Synthèse globale condensée de l'existant

 
   

 

 
 

                   

Les

6. AVERTISSEURS SONORES

6. 1. Les faits

* Le Commandant ASSELINE a déclaré qu'en raison du niveau de bruit très élevé dans le cockpit, il travaillait au casque, c'est pourquoi il n'a pas entendu les annonces de la radiosonde.

* Le Commandant MAZIERES (faisant fonction de second -pilote) a déclaré ne pas avoir souvenance d'avoir perçu d'annonce sonore et précise que s'il avait entendu l'annonce "30 pieds", il aurait déclenché immédiatement une remise de gaz.

* Mr DELHAYE (rapporteur du Conseil de discipline) a déclaré qu'on pouvait admettre que les indications sonores de la radiosonde aient été difficiles a percevoir, bien quelles soient puissantes..."

* La Commission d'enquête a précisé que les répétitions de l'annonce de 30 pieds très rapprochées pouvaient être expliquées par de très faibles oscillations de hauteur de la radio sonde altimétrique, autour de la valeur de 30 pieds, l'annonce étant redéclenchée chaque fois que la hauteur de 32 pieds est franchie, dès lors qu'une augmentation d'altitude, même très brève, a été constatée antérieurement.

6.2->. Avis des experts

* Les experts BELOTTI et VENET font les observations suivantes:

a) En raison des bruits importants de ventilation à basse altitude dans le poste de pilotage de l'A 320, AIR FRANCE a été conduite à recommander à ses équipages le port du casque, (assurant entre autres, la fonction d'interphone). Ceci ayant pour inconvénient de masquer les annonces de la voix synthétique de la radiosonde qui, par une anomalie de construction, ne sont pas transmises par le casque à l'équipage.
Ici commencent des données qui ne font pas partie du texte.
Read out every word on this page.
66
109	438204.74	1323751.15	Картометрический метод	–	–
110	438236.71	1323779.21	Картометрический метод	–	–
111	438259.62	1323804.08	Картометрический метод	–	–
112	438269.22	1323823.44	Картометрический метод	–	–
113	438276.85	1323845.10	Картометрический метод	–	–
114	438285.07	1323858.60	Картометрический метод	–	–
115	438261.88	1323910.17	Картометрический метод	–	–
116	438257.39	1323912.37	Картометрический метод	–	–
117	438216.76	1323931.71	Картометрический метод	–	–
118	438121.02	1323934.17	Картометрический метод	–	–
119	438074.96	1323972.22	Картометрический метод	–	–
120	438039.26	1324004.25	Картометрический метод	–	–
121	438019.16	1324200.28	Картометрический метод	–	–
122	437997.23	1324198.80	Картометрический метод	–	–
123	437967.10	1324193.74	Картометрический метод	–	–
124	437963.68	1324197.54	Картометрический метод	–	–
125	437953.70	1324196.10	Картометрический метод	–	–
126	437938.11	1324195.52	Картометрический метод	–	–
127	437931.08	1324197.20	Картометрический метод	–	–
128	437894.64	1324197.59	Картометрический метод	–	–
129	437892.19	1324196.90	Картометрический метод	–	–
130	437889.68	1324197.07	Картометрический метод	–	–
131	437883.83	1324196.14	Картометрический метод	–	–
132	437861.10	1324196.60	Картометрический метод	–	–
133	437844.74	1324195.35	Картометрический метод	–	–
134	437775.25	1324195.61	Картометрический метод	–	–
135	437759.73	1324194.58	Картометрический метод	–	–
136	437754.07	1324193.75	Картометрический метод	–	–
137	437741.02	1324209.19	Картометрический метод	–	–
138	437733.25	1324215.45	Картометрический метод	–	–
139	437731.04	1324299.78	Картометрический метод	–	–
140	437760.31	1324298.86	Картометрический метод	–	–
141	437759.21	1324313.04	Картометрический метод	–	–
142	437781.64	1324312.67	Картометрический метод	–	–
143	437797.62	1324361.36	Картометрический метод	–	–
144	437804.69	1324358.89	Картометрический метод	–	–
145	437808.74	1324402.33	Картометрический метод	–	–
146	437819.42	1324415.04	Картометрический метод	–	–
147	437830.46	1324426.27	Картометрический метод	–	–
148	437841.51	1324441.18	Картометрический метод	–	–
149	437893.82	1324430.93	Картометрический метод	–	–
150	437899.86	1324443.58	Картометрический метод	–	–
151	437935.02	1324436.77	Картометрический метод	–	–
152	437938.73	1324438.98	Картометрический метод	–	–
b) Or, dès le 28 juin, les experts AUFFRAY/BOURGEOIS déclaraient qu'aucune attention n'avait été portée par l'équipage aux informations vocales de la sonde, laissant ainsi entendre que l'équipage avait volontairement négligé cette information, ceci sans avoir pris en compte les problèmes de "casques", pourtant bien connus des utilisateurs.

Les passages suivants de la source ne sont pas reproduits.